Regional trade shows defy downturn

Published February 21st, 2010 - 09:41 GMT

Defying economic pessimists, the Middle East’s biggest trade and consumer event company, The Institute for International Research (IIR), a part of Informa plc is upbeat for 2010 and is predicting continued growth for its exhibitions’ business.

“This year will no doubt prove challenging in terms of trading for virtually all sectors of the economy,” said John Hassett, Managing Director, IIR Middle East, Exhibitions. “But the vast majority of our exhibitions are in important infrastructure sectors such as health, education, power generation, agriculture and transport – all of which continue to show strong positive growth in the Middle East.

“Our portfolio extends to more than 40 large scale events across a variety of industry sectors and all of our shows are well poised to absorb the pressure and take advantage of a recovering world and the growing regional economy.

“Most are held in Dubai and Abu Dhabi but all the shows are regionally important and international in outlook and participation, both in terms of exhibitors and visitors. The Middle East, along with the wider hinterland our shows cater for, is still a beacon of growth and a region the rest of the world cannot afford to ignore.”

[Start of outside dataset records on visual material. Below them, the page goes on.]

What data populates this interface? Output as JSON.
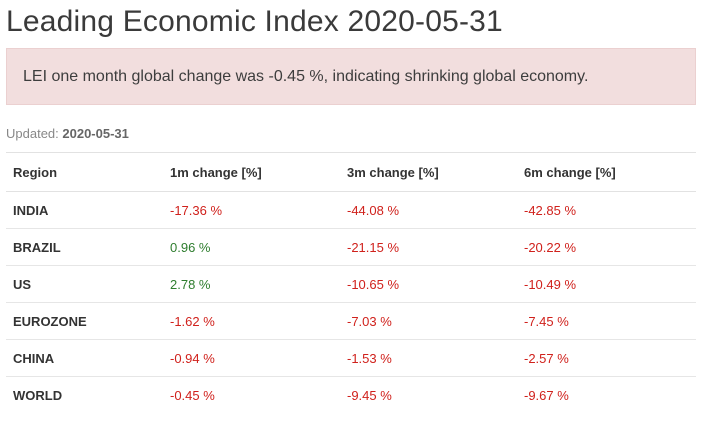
{
  "page": {
    "title": "Leading Economic Index 2020-05-31"
  },
  "alert": {
    "message": "LEI one month global change was -0.45 %, indicating shrinking global economy.",
    "color": "#f2dede"
  },
  "updated": {
    "label": "Updated:",
    "date": "2020-05-31"
  },
  "colors": {
    "negative": "#d0211c",
    "positive": "#2e7d2e"
  },
  "table": {
    "headers": [
      "Region",
      "1m change [%]",
      "3m change [%]",
      "6m change [%]"
    ],
    "rows": [
      {
        "region": "INDIA",
        "m1": "-17.36 %",
        "m3": "-44.08 %",
        "m6": "-42.85 %"
      },
      {
        "region": "BRAZIL",
        "m1": "0.96 %",
        "m3": "-21.15 %",
        "m6": "-20.22 %"
      },
      {
        "region": "US",
        "m1": "2.78 %",
        "m3": "-10.65 %",
        "m6": "-10.49 %"
      },
      {
        "region": "EUROZONE",
        "m1": "-1.62 %",
        "m3": "-7.03 %",
        "m6": "-7.45 %"
      },
      {
        "region": "CHINA",
        "m1": "-0.94 %",
        "m3": "-1.53 %",
        "m6": "-2.57 %"
      },
      {
        "region": "WORLD",
        "m1": "-0.45 %",
        "m3": "-9.45 %",
        "m6": "-9.67 %"
      }
    ]
  }
}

The London-based Economist Intelligence Unit (EIU) expects global economic growth of 3.2% for 2010. But for the Middle East and North African economies, including oil exporters such as Saudi Arabia, the United Arab Emirates, Libya and Algeria as well as non-oil countries like Tunisia, Jordan and Egypt, the EIU is forecasting higher growth of 4.7%.

Many Middle Eastern economies are buoyed by infrastructure-based public spending programmes. Saudi Arabia, for example, has a $400 billion fiscal stimulus package through to 2013. “But even if the global economic recovery falters somewhat, oil exporting nations still have more than sufficient reserves to sustain public spending,” said Hassett.

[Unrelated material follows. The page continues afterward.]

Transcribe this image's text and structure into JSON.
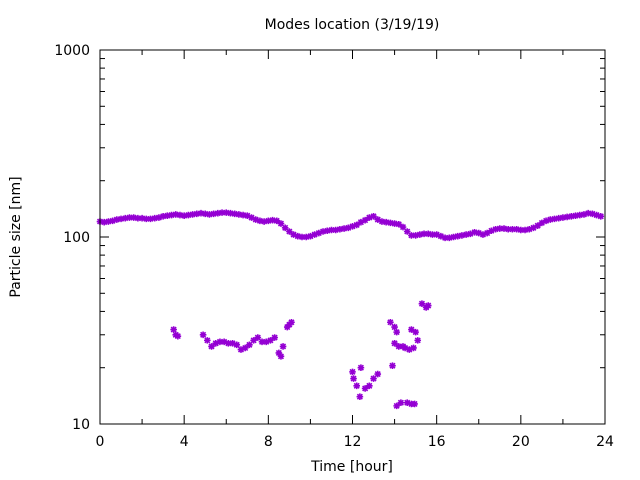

According to many estimates, oil prices are expected to grow moderately reaching an average $75 to $85 in 2010. “A revival in oil revenues during 2010 will encourage oil exporters to continue their diversification by investing in infrastructure, manufacturing, financial services and tourism – driving the region’s wider economy,” Hassett added.

IIR Middle East’s flagship Arab Health event, which took place last month (January), is a prime example of the growth of the region’s infrastructure in this vital sector with per capita healthcare spending in the Gulf Co-operation Council countries growing faster than the global average.

This year’s Arab Health Exhibition was 20% larger than the 2009 event. With a gross area of 80,000 square metres it was the largest event to have been held at the Dubai World Trade Centre to date. “We had over 58,000 attendees from all over the world to the exhibition. An additional 5,300 delegates attended the 16 conferences which ran alongside the event, constituting the largest multi-track medical congress not only in the Middle East but in the world,” said Hassett.

Microsoft Health Solutions Group explained why Arab Health is so important for the region. “Anyone who is anyone in the world of healthcare will be there and anyone, in our opinion, not at this event is not serious about business in the Middle East,” a Microsoft spokesperson said.

Similarly Middle East Electricity, which took place last week, remains the region’s most important event for the sector with 35,000 square metres of space. The 2010 event was sold out with the world’s leading energy powerhouses attending the show. The largest group of German companies ever at an energy event outside Germany was among those taking part among the 18 national pavilions at the show.

“Middle East Electricity is the hub for the electro-technical industry in the UAE and the leading event for this sector in the whole region,” said a spokesperson for the German Electrical and Electronic Manufacturers Association.

The Middle East’s construction and real estate market may have declined from the heady days of 2008 – particularly for Dubai - but even this sector is expected to continue growing for most of the region, according to Rohan Marwaha, Managing Director of Cityscape, a division of IIR Middle East.

“Certainly, as predicted, we saw a decline in Cityscape Dubai last year which was around 30% smaller than 2008. This was however to be expected given the fall in real estate globally, not just Dubai, and looking at established international real estate events in Europe and the US, they have experienced similar and in some cases larger declines. However outside of Dubai, our other Cityscape events continue to grow, for example in Abu Dhabi and Saudi Arabia”.

As a business Hassett said that in spite of last year’s downturn, IIR Middle East’s exhibitions hit their forecasts for 2009, due to high client satisfaction rates from previous years. “We also began to see overall growth returning at the end of the year and we remain upbeat about growth in 2010,” he said.